After a decade or two, nature - first plants, then wild animals - will have taken over our cities. Much to the horror of those species that depend on us for their survival, both those we've domesticated and those we consider vermin. New York City will finally be free of cockroaches, that's something, right?

After a hundred years or two, our modern concrete-and-cardboard houses will have started falling apart (if they haven't already burned down or been flooded or knocked over by earthquakes.) Our domesticated animals and plants will for the most part be extinct, replaced by species that know how to survive in the wild; horses and cats will probably make it, cows and pigs may survive on isolated islands where we've gotten rid of predators and natural competition (Hawaii, Great Britain). Some of our most celebrated feats of engineering - the Panama canal, the skyscrapers, the subway systems - will probably be destroyed.

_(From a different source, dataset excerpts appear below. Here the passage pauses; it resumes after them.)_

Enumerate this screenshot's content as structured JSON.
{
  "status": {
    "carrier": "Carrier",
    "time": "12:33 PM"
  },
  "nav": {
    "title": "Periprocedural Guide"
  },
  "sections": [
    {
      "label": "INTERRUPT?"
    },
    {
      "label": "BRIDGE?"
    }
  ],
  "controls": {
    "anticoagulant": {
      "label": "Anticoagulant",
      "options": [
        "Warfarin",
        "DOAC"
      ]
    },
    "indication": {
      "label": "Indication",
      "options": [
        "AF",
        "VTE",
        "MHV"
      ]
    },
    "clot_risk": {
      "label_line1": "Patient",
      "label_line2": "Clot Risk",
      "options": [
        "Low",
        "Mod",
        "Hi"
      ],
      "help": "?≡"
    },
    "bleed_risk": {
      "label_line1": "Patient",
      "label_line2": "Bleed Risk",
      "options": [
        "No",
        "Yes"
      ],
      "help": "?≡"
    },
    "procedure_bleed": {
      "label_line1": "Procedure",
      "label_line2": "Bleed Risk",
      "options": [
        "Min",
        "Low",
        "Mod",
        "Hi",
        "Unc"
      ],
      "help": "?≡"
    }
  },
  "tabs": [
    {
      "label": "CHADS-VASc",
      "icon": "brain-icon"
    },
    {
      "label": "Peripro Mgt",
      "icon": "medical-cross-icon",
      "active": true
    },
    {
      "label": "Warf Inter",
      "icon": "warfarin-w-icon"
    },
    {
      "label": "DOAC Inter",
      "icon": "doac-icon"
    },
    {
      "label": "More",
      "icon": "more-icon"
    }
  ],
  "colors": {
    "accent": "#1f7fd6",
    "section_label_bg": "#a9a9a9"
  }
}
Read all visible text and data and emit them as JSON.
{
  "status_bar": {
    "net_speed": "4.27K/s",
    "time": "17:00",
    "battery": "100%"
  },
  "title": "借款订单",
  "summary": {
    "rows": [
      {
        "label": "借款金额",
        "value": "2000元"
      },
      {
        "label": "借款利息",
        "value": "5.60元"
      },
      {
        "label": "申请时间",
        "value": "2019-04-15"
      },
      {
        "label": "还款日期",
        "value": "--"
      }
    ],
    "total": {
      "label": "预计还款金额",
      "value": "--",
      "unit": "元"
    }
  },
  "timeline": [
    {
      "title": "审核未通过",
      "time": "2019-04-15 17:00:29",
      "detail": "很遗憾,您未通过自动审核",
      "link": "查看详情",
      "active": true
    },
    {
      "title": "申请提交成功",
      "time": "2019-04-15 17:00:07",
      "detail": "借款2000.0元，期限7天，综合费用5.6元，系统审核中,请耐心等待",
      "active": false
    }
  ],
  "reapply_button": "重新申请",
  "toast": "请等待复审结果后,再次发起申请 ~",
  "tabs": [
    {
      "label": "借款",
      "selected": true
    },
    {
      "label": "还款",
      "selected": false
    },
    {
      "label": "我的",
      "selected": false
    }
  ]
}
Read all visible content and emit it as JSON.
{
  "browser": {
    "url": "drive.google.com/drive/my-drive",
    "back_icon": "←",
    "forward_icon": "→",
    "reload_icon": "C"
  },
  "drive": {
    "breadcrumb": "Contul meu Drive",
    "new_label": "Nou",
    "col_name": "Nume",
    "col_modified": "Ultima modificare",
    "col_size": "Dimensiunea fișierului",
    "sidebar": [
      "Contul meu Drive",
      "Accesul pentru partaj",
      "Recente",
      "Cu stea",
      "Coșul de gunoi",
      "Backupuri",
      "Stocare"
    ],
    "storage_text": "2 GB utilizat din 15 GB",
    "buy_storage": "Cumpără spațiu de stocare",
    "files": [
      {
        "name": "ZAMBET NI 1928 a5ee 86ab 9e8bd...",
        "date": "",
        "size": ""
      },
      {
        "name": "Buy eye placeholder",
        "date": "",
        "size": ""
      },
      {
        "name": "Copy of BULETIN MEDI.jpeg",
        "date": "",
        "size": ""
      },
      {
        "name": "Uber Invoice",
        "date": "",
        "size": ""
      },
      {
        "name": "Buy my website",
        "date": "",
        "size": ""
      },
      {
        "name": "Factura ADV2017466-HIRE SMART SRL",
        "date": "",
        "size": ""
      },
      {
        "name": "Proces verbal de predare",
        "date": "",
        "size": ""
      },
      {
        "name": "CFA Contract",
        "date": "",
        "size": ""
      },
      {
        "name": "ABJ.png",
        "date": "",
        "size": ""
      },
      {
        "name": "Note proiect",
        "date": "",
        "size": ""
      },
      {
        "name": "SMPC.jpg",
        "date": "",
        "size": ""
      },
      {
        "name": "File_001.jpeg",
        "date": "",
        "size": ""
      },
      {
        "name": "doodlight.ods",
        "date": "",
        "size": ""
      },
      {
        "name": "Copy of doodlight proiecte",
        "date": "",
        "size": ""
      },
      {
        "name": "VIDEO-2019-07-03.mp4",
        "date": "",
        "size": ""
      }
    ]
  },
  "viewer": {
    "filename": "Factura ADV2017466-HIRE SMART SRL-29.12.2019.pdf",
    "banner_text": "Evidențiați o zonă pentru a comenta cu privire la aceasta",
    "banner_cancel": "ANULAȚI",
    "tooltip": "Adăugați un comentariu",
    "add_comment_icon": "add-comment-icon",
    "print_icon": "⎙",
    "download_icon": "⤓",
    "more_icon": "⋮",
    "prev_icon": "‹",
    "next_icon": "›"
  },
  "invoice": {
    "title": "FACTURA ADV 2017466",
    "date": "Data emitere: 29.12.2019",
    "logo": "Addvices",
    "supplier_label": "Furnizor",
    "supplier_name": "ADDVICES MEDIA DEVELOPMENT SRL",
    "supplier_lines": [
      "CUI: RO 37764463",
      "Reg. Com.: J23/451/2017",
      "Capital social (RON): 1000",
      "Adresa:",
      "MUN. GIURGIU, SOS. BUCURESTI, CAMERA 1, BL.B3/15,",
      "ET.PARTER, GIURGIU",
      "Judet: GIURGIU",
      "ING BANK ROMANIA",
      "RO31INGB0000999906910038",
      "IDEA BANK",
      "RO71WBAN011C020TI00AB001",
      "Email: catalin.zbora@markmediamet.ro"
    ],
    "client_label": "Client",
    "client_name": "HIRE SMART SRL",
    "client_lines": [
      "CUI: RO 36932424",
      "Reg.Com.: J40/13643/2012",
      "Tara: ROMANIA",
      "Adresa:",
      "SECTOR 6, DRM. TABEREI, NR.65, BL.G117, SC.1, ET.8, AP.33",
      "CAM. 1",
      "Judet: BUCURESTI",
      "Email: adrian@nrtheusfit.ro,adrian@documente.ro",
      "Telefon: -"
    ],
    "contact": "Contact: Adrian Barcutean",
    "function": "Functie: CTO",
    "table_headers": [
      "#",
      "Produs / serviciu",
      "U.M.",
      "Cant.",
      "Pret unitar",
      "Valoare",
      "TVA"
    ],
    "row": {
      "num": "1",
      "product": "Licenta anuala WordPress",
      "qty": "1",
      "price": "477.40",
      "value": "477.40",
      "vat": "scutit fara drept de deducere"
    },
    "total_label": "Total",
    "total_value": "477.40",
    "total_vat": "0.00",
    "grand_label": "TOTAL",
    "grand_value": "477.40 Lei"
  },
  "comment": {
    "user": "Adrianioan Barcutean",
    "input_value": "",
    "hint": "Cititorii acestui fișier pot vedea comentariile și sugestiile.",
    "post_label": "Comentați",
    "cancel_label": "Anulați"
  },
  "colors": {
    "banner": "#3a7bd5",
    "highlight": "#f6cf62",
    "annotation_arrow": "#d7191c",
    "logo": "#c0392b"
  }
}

After a few thousand years, most of our artefacts will be as invisible as the Mayan cities were before they were rediscovered a few decades ago. Some of our more well-constructed buildings and artworks - the pyramids, the great cathedrals and temples, Mount Rushmore, the Channel Tunnel, every bronze statue ever made - may still be around, even if they've started falling apart with no one to maintain them. The forests will have slowly started to spread across the world again.

After a few hundred thousand years, microbes may have evolved to eat the plastic we've left behind. CO2 levels will probably have returned to pre-1800s levels. Much of the radiation from the 400 nuclear reactors that went Chernobyl with nobody to maintain them will have dissipated. There will still be traces of the human race - both in ancient caves and ruins and in the form of chromed, stainless-steel cookware - which in a million years or two may or may not puzzle some other species which may or may not slowly start to take our place.

If we were to disappear today.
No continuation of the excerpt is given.